Le retour complet de la France dans l’Otan ne peut que renforcer cette organisation alors qu’il faudrait au contraire la réduire à une Alliance transatlantique classique, non intégrée. Je te le dis : la décision de la France est un énorme contre-sens politique ! Et d’ailleurs, l’Allemagne…
Il allait continuer ainsi, très remonté. Je l’ai interrompu un peu vivement, Vade retro satanas ! Je sais maintenant que les Etats-Unis, demain comme hier, sont le seul et dernier recours d’une Europe qui doit leur en être à jamais reconnaissante. Ne me trouble pas davantage !

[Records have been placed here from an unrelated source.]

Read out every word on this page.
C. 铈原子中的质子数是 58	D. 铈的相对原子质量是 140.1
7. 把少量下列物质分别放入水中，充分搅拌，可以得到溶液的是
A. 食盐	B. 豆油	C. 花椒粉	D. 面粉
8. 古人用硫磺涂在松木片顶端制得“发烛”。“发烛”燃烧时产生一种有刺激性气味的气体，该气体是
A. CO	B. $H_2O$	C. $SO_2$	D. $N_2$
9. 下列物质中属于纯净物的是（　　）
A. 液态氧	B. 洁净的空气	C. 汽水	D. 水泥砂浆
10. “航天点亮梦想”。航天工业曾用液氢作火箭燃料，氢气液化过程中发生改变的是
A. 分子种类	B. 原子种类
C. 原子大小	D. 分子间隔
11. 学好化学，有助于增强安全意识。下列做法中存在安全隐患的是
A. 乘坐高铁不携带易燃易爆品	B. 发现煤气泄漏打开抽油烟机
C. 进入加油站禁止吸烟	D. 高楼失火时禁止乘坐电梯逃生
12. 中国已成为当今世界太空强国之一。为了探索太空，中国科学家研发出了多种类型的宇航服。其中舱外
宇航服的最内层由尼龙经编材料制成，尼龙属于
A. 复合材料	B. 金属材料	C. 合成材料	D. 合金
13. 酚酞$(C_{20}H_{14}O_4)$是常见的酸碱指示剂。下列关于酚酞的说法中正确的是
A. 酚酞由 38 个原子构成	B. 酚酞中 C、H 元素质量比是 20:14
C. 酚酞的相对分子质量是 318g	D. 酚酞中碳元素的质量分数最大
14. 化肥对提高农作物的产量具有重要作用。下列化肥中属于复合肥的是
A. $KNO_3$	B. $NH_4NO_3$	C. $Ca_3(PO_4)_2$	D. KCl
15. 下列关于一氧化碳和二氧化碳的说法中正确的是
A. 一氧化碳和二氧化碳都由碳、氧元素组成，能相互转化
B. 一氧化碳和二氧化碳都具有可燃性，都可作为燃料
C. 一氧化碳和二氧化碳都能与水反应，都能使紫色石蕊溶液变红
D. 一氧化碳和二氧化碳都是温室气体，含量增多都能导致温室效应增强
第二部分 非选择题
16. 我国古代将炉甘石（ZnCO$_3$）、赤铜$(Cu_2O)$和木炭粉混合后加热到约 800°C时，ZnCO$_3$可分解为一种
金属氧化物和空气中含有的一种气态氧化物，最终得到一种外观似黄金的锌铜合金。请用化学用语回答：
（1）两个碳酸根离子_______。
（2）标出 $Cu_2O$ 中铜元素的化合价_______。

Nous nous sommes quittés, tristes l’un et l’autre. Il m’a donné un texte que j’ai lu plus tard. Le voici :
« On parle de l’unité de l’Europe… Mais il ne peut y avoir de personnalité de l’Europe si l’Europe n’a pas sa personnalité au point de vue de la défense. La défense est toujours à la base de la politique. Quand on ne veut pas « se » défendre, ou bien on est conquis par certains, ou bien on est protégé par d’autres…
Il faut que l’Europe ait sa personnalité donc sa propre défense…
Cela veut dire qu’il lui faut une direction, un plan et des moyens qui soient les siens…
Il y a l’Otan. Qu’est ce que l’Otan ? C’est la somme des Américains, de L’Europe et de quelques accessoires. Mais ce n’est pas la défense de l’Europe par l’Europe, c’est la défense de l’Europe par les Américains ! »
Note du Général de Gaulle – 17 juillet 1961.
Mon ami, hélas !, ne veut pas comprendre que, comme l’a dit le Président, l’appréciation de Gaulle en 1961 n’a plus aucune pertinence en 2009 ; mon ami restera toujours un gaulliste européen.